There have been many “access to justice” initiatives in Canada over the past decade, several focused on the family legal system, including by academics and courts, among others. For example, in undertaking its “Middle Income Access to Civil Justice Initiative” several years ago, the Faculty of Law at the University of Toronto noted that “[a]ccess to civil justice by ordinary Canadians is one of the most crucial challenges currently facing the legal profession” and that “a staggering number of Ontarians are trying to navigate a complex justice system without adequate, or in some cases any, legal representation”.[48] The initiative’s colloquium held in February 2011 resulted in a book covering the lack of justice or approaches to increasing justice in family law, consumer law and employment law.[49] The Canadian Judicial Council, the Canadian Bar Association, the Federation of Law Societies of Canada, Justice Canada and others are members of the Action Committee on Access to Civil and Family Matters, chaired by Justice Thomas Cromwell of the Supreme Court of Canada.[50] According to the web site of the Canadian Judicial Council, the Action Committee is focused on “fostering engagement, pursuing a strategic approach to reforms and coordinating the efforts of all participants concerned with civil justice”.[51]

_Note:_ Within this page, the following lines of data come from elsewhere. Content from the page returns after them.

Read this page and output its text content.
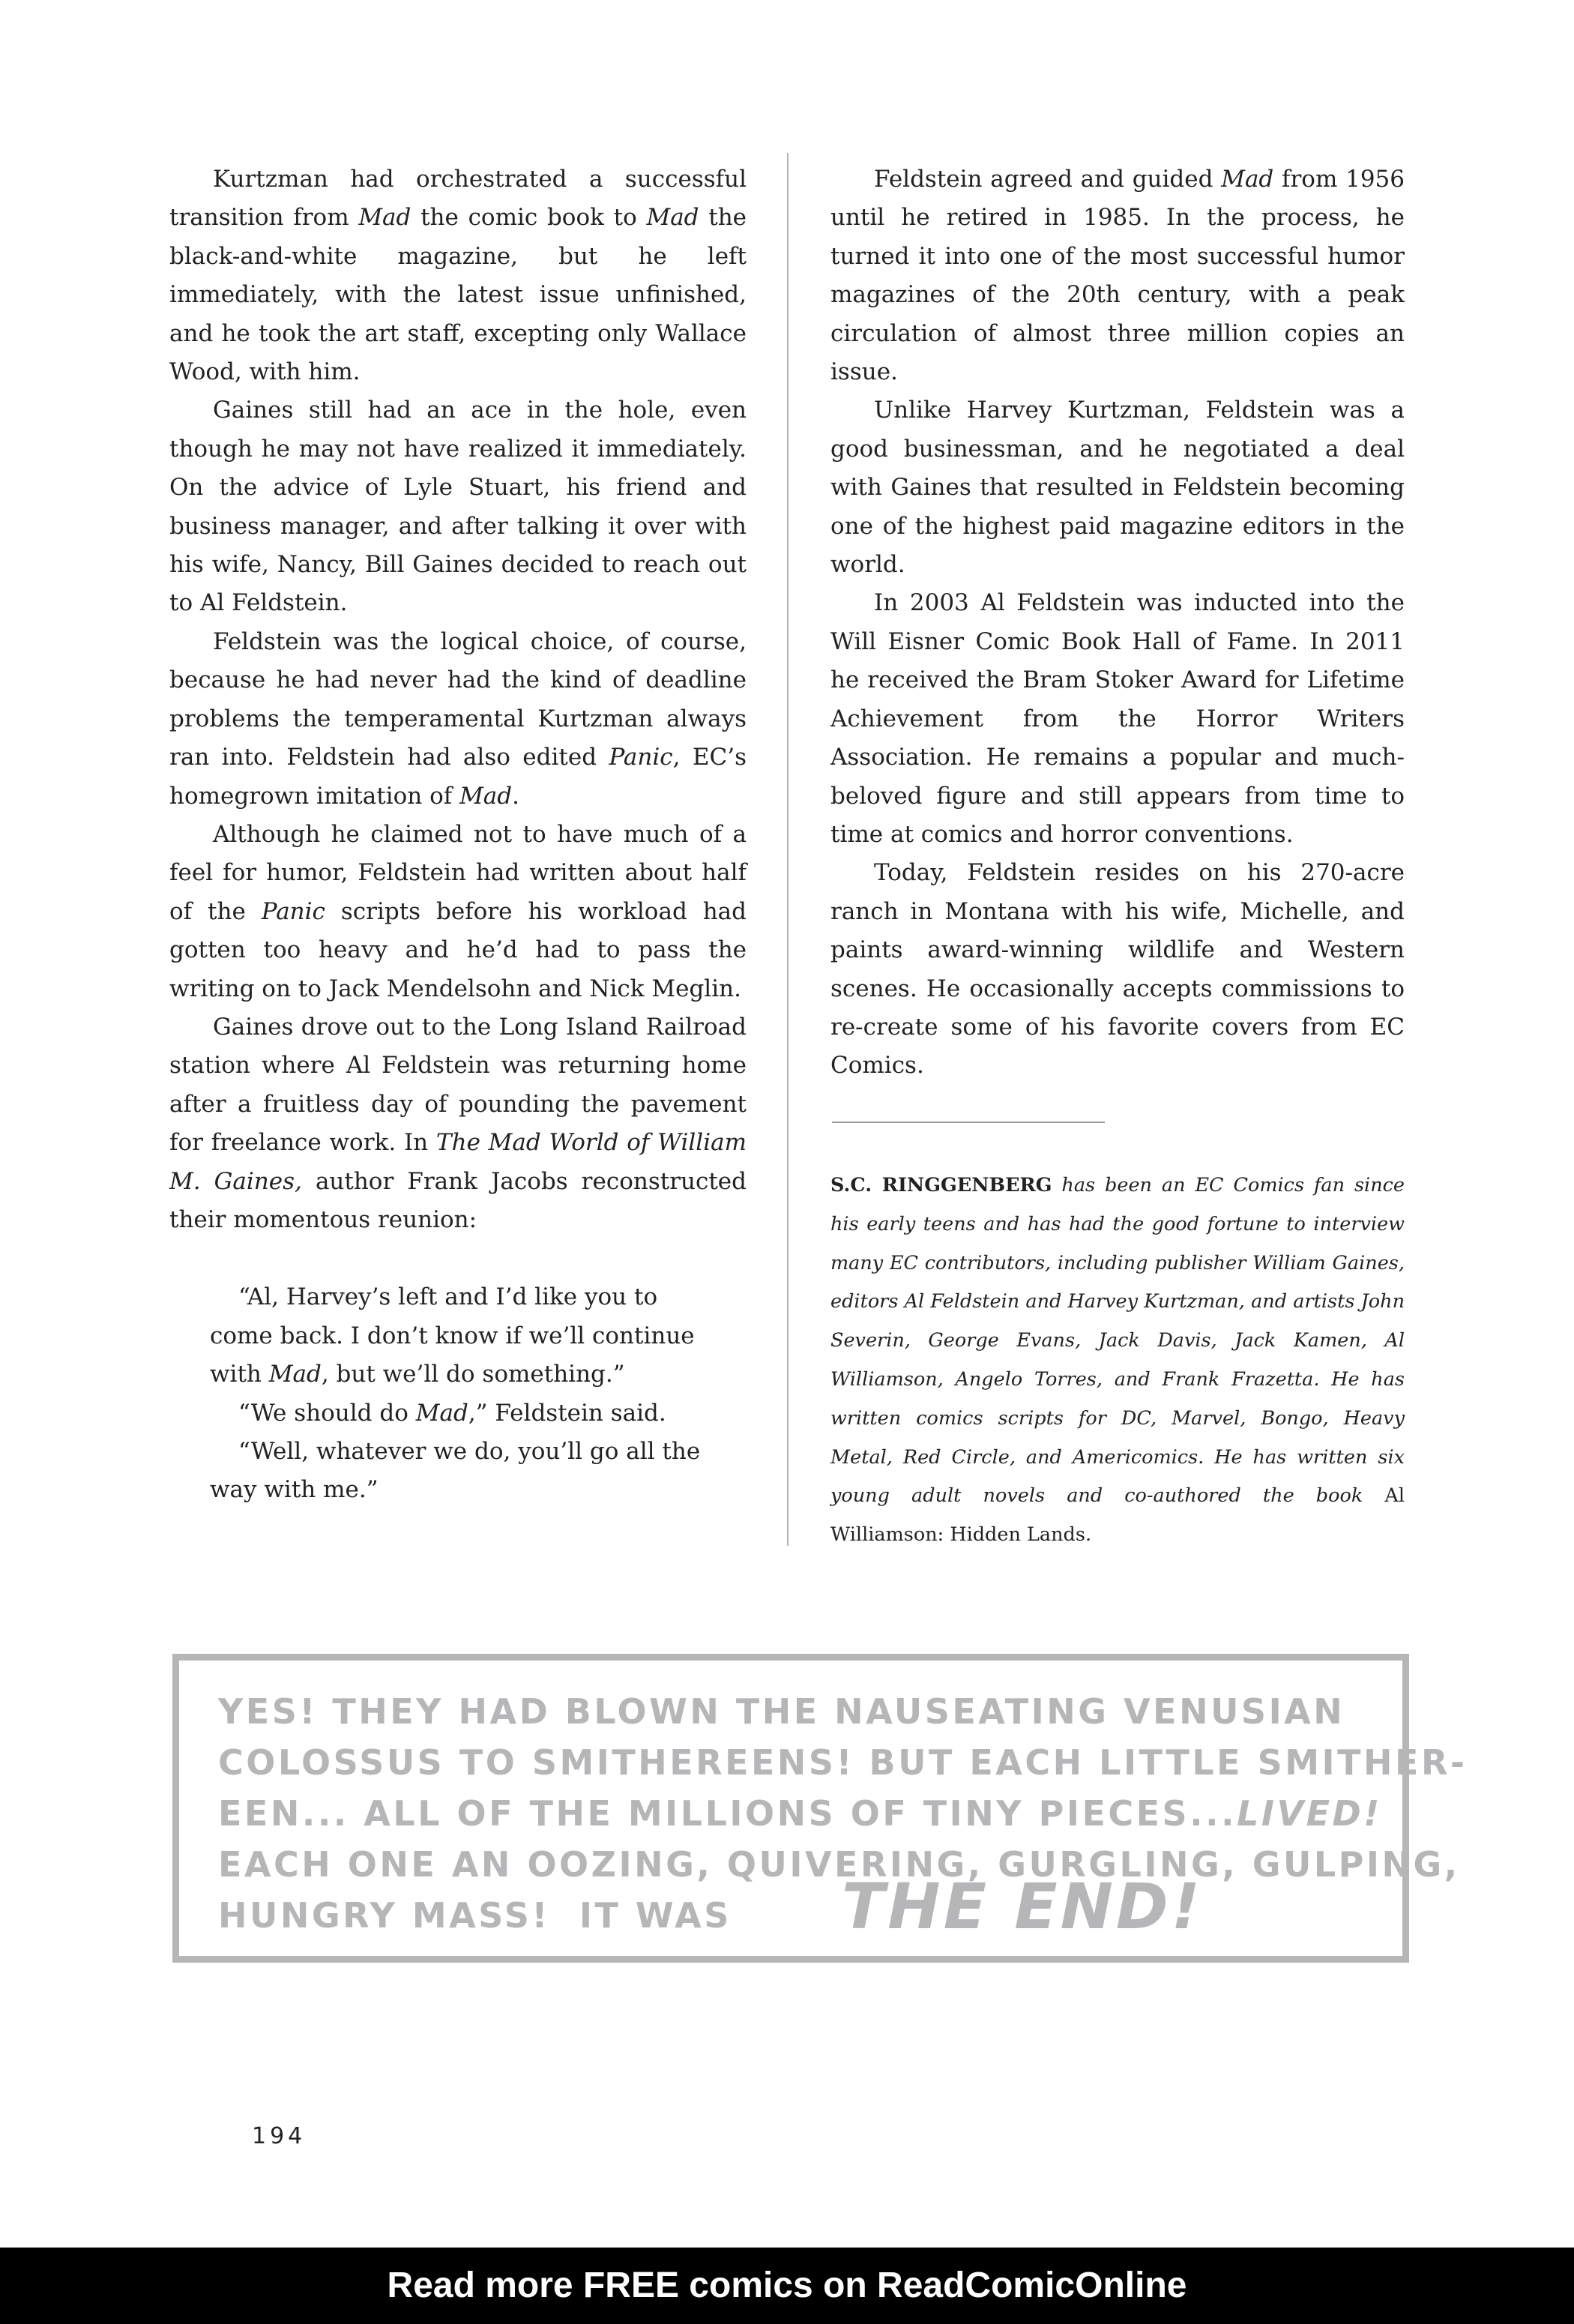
Kurtzman had orchestrated a successful transition from Mad the comic book to Mad the black-and-white magazine, but he left immediately, with the latest issue unfinished, and he took the art staff, excepting only Wallace Wood, with him.

Gaines still had an ace in the hole, even though he may not have realized it immediately. On the advice of Lyle Stuart, his friend and business manager, and after talking it over with his wife, Nancy, Bill Gaines decided to reach out to Al Feldstein.

Feldstein was the logical choice, of course, because he had never had the kind of deadline problems the temperamental Kurtzman always ran into. Feldstein had also edited Panic, EC’s homegrown imitation of Mad.

Although he claimed not to have much of a feel for humor, Feldstein had written about half of the Panic scripts before his workload had gotten too heavy and he’d had to pass the writing on to Jack Mendelsohn and Nick Meglin.

Gaines drove out to the Long Island Railroad station where Al Feldstein was returning home after a fruitless day of pounding the pavement for freelance work. In The Mad World of William M. Gaines, author Frank Jacobs reconstructed their momentous reunion:

“Al, Harvey’s left and I’d like you to come back. I don’t know if we’ll continue with Mad, but we’ll do something.”

“We should do Mad,” Feldstein said.

“Well, whatever we do, you’ll go all the way with me.”

Feldstein agreed and guided Mad from 1956 until he retired in 1985. In the process, he turned it into one of the most successful humor magazines of the 20th century, with a peak circulation of almost three million copies an issue.

Unlike Harvey Kurtzman, Feldstein was a good businessman, and he negotiated a deal with Gaines that resulted in Feldstein becoming one of the highest paid magazine editors in the world.

In 2003 Al Feldstein was inducted into the Will Eisner Comic Book Hall of Fame. In 2011 he received the Bram Stoker Award for Lifetime Achievement from the Horror Writers Association. He remains a popular and much-beloved figure and still appears from time to time at comics and horror conventions.

Today, Feldstein resides on his 270-acre ranch in Montana with his wife, Michelle, and paints award-winning wildlife and Western scenes. He occasionally accepts commissions to re-create some of his favorite covers from EC Comics.

S.C. RINGGENBERG has been an EC Comics fan since his early teens and has had the good fortune to interview many EC contributors, including publisher William Gaines, editors Al Feldstein and Harvey Kurtzman, and artists John Severin, George Evans, Jack Davis, Jack Kamen, Al Williamson, Angelo Torres, and Frank Frazetta. He has written comics scripts for DC, Marvel, Bongo, Heavy Metal, Red Circle, and Americomics. He has written six young adult novels and co-authored the book Al Williamson: Hidden Lands.
YES! THEY HAD BLOWN THE NAUSEATING VENUSIAN
COLOSSUS TO SMITHEREENS! BUT EACH LITTLE SMITHER-
EEN... ALL OF THE MILLIONS OF TINY PIECES...LIVED!
EACH ONE AN OOZING, QUIVERING, GURGLING, GULPING,
HUNGRY MASS!  IT WAS	THE END!
194
Read more FREE comics on ReadComicOnline
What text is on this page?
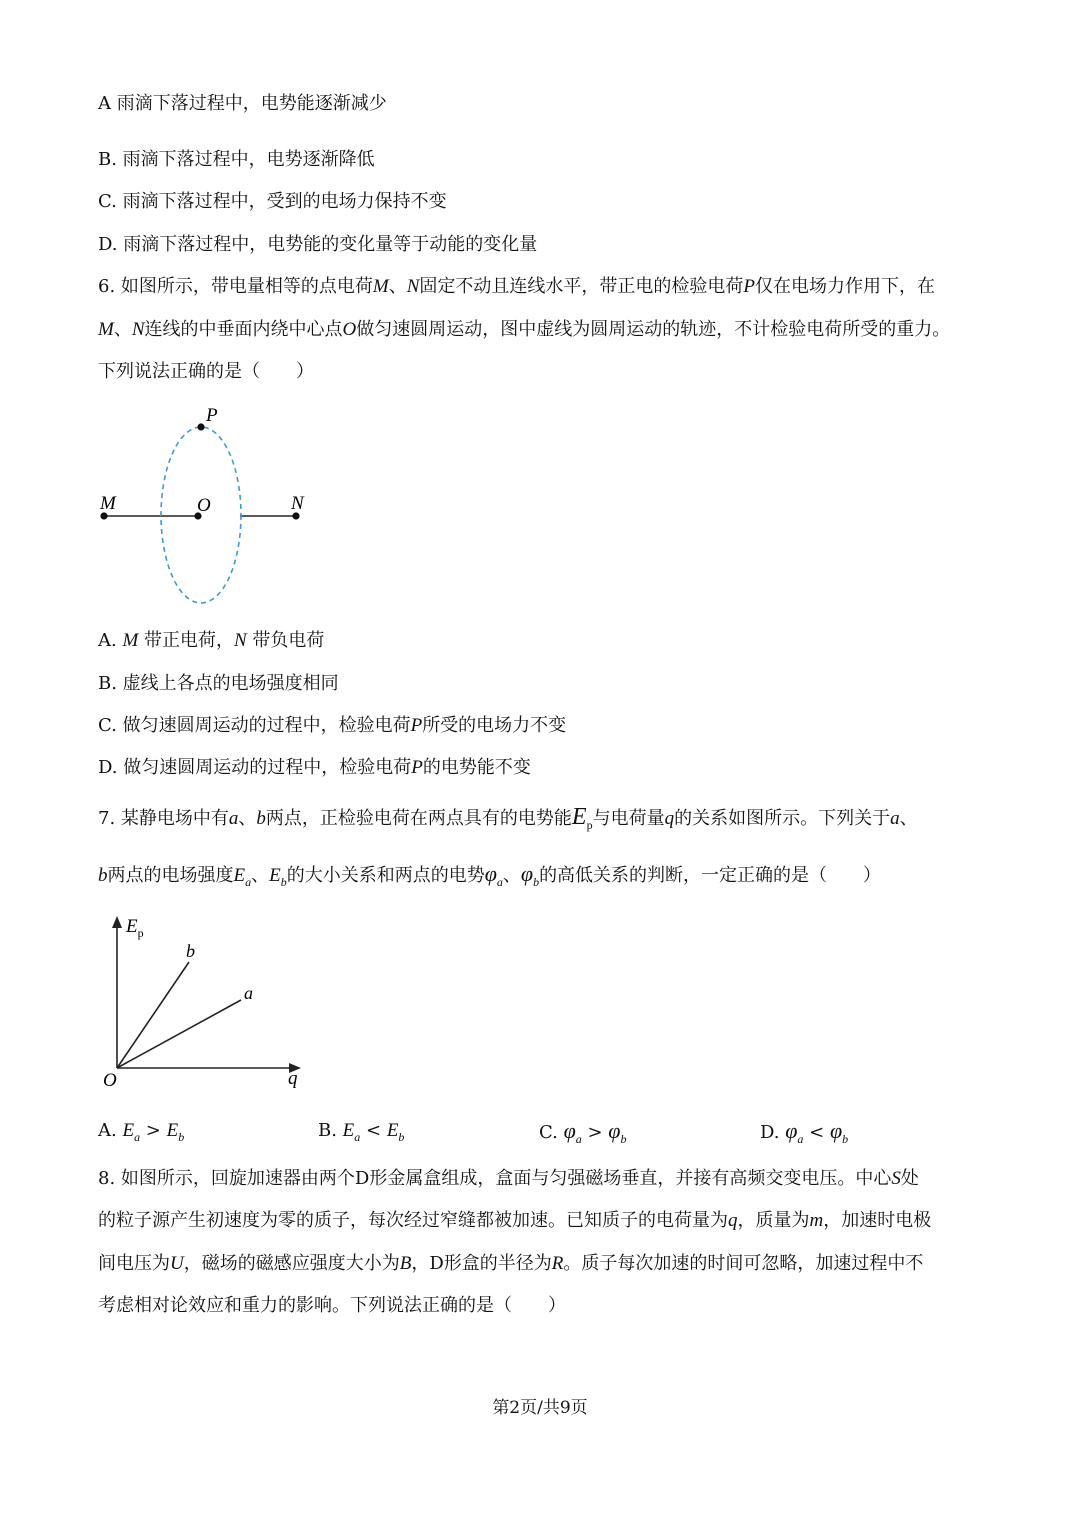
A 雨滴下落过程中，电势能逐渐减少
B. 雨滴下落过程中，电势逐渐降低
C. 雨滴下落过程中，受到的电场力保持不变
D. 雨滴下落过程中，电势能的变化量等于动能的变化量
6. 如图所示，带电量相等的点电荷M、N固定不动且连线水平，带正电的检验电荷P仅在电场力作用下，在
M、N连线的中垂面内绕中心点O做匀速圆周运动，图中虚线为圆周运动的轨迹，不计检验电荷所受的重力。
下列说法正确的是（　　）
P
M	O	N
A. M 带正电荷，N 带负电荷
B. 虚线上各点的电场强度相同
C. 做匀速圆周运动的过程中，检验电荷P所受的电场力不变
D. 做匀速圆周运动的过程中，检验电荷P的电势能不变
7. 某静电场中有a、b两点，正检验电荷在两点具有的电势能$E_p$与电荷量q的关系如图所示。下列关于a、
b两点的电场强度$E_a$、$E_b$的大小关系和两点的电势$\varphi_a$、$\varphi_b$的高低关系的判断，一定正确的是（　　）
$E_p$
q
O
b
a
A. $E_a > E_b$	B. $E_a < E_b$	C. $\varphi_a > \varphi_b$	D. $\varphi_a < \varphi_b$
8. 如图所示，回旋加速器由两个D形金属盒组成，盒面与匀强磁场垂直，并接有高频交变电压。中心S处
的粒子源产生初速度为零的质子，每次经过窄缝都被加速。已知质子的电荷量为q，质量为m，加速时电极
间电压为U，磁场的磁感应强度大小为B，D形盒的半径为R。质子每次加速的时间可忽略，加速过程中不
考虑相对论效应和重力的影响。下列说法正确的是（　　）
第2页/共9页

This Final Report in the LCO’s Family Justice Project has focused on access to justice in the sense of having sufficient information and assistance to enable family members involved in family disputes to make determinations about whether they want to enter the family legal system and if so, to take subsequent steps through the process. Although this is in one sense a procedural understanding of access to justice, it is linked to substantive justice through enforcement of rights for which effective entry points are necessary. It is also linked to a broader understanding of access to justice because it is premised on an understanding that the legal system is affected by and in turn affects other aspects of society, such as the increasing pluralism of Ontario society and the interdisciplinary nature of family disputes. Access to justice is linked to advancing substantive equality. As we said in our final report in our older adults project, 

The starting point of an approach to the law that advances substantive equality…is to recognize the existence of older adults as a group who may in some respects have different needs and experiences from many younger persons, whether due to the accumulated effects of their life courses, social structures, or marginalization and stereotyping of older persons…[O]ne must take those particular needs and circumstances into account when designing laws, policies and programs.[52]

The same applies to other forms of diversity, such as enthno-racial identity, Aboriginality, gender, sexual orientation, disability, economic status and geographic residence, among others, when these differences matter to whether people benefit from the system and when recognition is consistent with the commitment to equality. The breakdown of families may have implications for economic justice as family members face a diminished source of financial support and must live as two rather than one or for the smooth functioning of society as children grapple with this major disruption in their lives. These consequences are not inevitable, nor are they necessarily concomitant with the dissolution of a marriage or common law relationship. Nevertheless, we cannot pretend that either family breakdown or family law exists in a silo unconnected to other personal and societal ramifications or to other areas of law. 

In other words, we believe that an accessible family justice system must be affordable and easy to navigate but we also believe that ensuring access to justice in the area of family law requires attention to other factors which create barriers to access to justice, namely the impact of an individual’s culture, ethnicity, sexual orientation, ability, level of literacy, geographic residence, Aboriginality, gender or gender identity and the intersection of legal problems with other types of problems which arise from family breakdown.